All data tables, scores, grades, and numeric values displayed on WaterByCounty come directly from EPA SDWIS data processed through our scoring pipeline. The AI layer adds context and readability but does not alter the underlying data.
If you notice an error in any AI-generated content, please contact us so we can correct it.
Limitations
- SDWIS tracks public water systems only. Private wells — which serve approximately 13% of US households — are not included. If your county has a high percentage of private well users, the score reflects only the public system portion.
- Violation counts are cumulative and may include violations that have since been resolved. A county with historical violations may have fully compliant systems today.
- Water quality is complex and multidimensional.
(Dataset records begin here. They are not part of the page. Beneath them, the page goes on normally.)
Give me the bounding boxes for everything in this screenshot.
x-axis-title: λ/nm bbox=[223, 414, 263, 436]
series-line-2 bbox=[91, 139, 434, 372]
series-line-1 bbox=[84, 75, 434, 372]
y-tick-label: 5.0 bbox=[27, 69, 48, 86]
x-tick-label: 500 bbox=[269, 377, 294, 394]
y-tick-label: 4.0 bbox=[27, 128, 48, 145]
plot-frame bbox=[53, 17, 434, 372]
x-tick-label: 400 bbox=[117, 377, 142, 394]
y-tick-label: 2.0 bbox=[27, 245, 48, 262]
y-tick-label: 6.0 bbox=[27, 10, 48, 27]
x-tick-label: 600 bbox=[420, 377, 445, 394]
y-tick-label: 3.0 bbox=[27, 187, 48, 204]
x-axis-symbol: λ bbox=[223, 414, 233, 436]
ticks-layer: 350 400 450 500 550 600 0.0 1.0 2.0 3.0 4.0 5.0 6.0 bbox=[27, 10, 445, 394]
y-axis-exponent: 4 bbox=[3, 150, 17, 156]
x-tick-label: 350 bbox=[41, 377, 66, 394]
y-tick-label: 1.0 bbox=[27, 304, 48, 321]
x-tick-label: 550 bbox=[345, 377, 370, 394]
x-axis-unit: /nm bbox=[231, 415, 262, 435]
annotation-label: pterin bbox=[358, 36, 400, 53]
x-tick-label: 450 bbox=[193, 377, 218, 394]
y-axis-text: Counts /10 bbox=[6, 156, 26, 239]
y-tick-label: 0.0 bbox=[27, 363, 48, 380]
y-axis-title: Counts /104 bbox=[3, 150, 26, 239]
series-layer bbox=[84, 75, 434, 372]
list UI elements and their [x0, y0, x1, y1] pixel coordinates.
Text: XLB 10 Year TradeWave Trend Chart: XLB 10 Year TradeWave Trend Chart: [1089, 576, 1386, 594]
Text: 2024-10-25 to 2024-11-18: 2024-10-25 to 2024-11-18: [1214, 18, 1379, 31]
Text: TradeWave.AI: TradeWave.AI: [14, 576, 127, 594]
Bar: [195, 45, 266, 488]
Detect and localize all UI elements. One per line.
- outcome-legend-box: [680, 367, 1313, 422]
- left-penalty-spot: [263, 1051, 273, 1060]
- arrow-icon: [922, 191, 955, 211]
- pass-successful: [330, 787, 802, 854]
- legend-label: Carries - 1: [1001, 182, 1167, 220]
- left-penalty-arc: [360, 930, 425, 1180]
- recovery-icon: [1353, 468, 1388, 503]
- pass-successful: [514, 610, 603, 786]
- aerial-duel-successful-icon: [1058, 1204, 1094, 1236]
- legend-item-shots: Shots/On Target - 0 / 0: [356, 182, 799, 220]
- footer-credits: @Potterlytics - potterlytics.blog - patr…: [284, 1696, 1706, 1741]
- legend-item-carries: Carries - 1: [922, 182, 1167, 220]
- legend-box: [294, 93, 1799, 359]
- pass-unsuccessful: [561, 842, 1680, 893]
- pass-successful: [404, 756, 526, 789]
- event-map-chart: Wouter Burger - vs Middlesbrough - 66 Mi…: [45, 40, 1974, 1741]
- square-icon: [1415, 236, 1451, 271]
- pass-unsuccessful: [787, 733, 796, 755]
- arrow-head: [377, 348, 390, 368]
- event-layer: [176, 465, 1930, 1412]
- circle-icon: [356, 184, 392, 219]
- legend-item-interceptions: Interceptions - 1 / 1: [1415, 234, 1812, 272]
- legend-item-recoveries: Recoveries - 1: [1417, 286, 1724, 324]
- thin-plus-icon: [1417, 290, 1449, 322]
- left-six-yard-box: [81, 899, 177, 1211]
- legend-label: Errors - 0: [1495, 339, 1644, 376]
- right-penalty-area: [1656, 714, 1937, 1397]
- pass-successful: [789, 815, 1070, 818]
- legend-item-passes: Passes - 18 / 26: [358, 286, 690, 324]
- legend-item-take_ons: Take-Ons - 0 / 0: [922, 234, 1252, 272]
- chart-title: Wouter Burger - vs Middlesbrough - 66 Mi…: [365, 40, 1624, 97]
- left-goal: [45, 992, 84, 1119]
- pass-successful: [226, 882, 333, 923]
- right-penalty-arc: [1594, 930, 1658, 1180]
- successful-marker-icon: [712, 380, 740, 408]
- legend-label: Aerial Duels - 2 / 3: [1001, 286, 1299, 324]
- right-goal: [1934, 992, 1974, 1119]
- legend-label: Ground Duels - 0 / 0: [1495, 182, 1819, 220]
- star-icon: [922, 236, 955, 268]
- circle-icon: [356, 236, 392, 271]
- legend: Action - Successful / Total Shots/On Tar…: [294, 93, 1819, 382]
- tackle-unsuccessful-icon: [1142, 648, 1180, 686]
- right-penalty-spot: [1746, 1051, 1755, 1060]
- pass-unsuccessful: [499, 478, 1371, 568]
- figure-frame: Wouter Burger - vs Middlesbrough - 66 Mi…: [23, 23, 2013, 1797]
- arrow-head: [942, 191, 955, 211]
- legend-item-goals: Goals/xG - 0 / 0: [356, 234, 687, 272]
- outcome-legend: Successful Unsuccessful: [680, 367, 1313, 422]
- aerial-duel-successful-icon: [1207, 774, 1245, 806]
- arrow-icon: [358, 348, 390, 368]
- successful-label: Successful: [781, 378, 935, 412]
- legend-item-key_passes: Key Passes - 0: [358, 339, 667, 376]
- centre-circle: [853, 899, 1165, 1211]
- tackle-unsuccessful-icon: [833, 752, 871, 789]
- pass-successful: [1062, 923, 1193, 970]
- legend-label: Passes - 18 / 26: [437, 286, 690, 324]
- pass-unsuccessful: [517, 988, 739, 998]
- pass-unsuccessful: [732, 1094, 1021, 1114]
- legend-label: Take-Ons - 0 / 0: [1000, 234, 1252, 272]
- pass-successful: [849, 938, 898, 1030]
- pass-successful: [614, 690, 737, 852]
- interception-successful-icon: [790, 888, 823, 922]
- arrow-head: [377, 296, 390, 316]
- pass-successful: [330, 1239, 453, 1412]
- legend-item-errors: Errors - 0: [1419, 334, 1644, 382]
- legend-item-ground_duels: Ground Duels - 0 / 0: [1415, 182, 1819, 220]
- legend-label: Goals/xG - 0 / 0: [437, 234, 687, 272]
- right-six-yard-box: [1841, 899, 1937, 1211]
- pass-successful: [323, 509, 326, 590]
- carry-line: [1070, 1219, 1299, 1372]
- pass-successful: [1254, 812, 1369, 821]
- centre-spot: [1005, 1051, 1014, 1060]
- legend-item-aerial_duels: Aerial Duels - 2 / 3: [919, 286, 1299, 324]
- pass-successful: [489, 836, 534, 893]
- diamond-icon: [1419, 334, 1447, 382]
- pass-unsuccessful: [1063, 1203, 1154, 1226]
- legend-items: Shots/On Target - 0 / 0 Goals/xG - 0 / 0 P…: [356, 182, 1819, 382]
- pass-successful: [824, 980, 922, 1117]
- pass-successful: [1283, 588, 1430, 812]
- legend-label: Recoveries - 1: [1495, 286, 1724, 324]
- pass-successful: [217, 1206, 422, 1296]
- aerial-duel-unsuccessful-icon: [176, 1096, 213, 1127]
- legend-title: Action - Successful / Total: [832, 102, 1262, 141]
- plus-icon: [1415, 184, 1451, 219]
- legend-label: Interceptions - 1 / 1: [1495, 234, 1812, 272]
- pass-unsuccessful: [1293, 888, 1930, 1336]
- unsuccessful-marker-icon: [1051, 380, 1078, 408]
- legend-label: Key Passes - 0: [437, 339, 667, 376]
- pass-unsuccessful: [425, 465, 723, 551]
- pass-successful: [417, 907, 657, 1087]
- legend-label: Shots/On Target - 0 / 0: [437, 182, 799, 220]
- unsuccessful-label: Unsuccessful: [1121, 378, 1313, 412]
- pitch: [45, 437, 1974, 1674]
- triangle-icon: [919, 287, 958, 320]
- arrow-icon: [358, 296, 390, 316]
Our score captures regulatory compliance but does not measure taste, hardness, or contaminants below MCL thresholds. A passing grade does not guarantee perfect water — it means the water systems met federal standards.
- County-level aggregation means that a single large system with violations can affect the score for an entire county, even if smaller systems are fully compliant.
Data source: U.S. Environmental Protection Agency, Safe Drinking Water Information System (SDWIS) Federal Reporting Services, accessed via ECHO API. All data is publicly available. WaterByCounty is not affiliated with or endorsed by the EPA. Data is provided for informational purposes only and should not be used as the sole basis for health or safety decisions.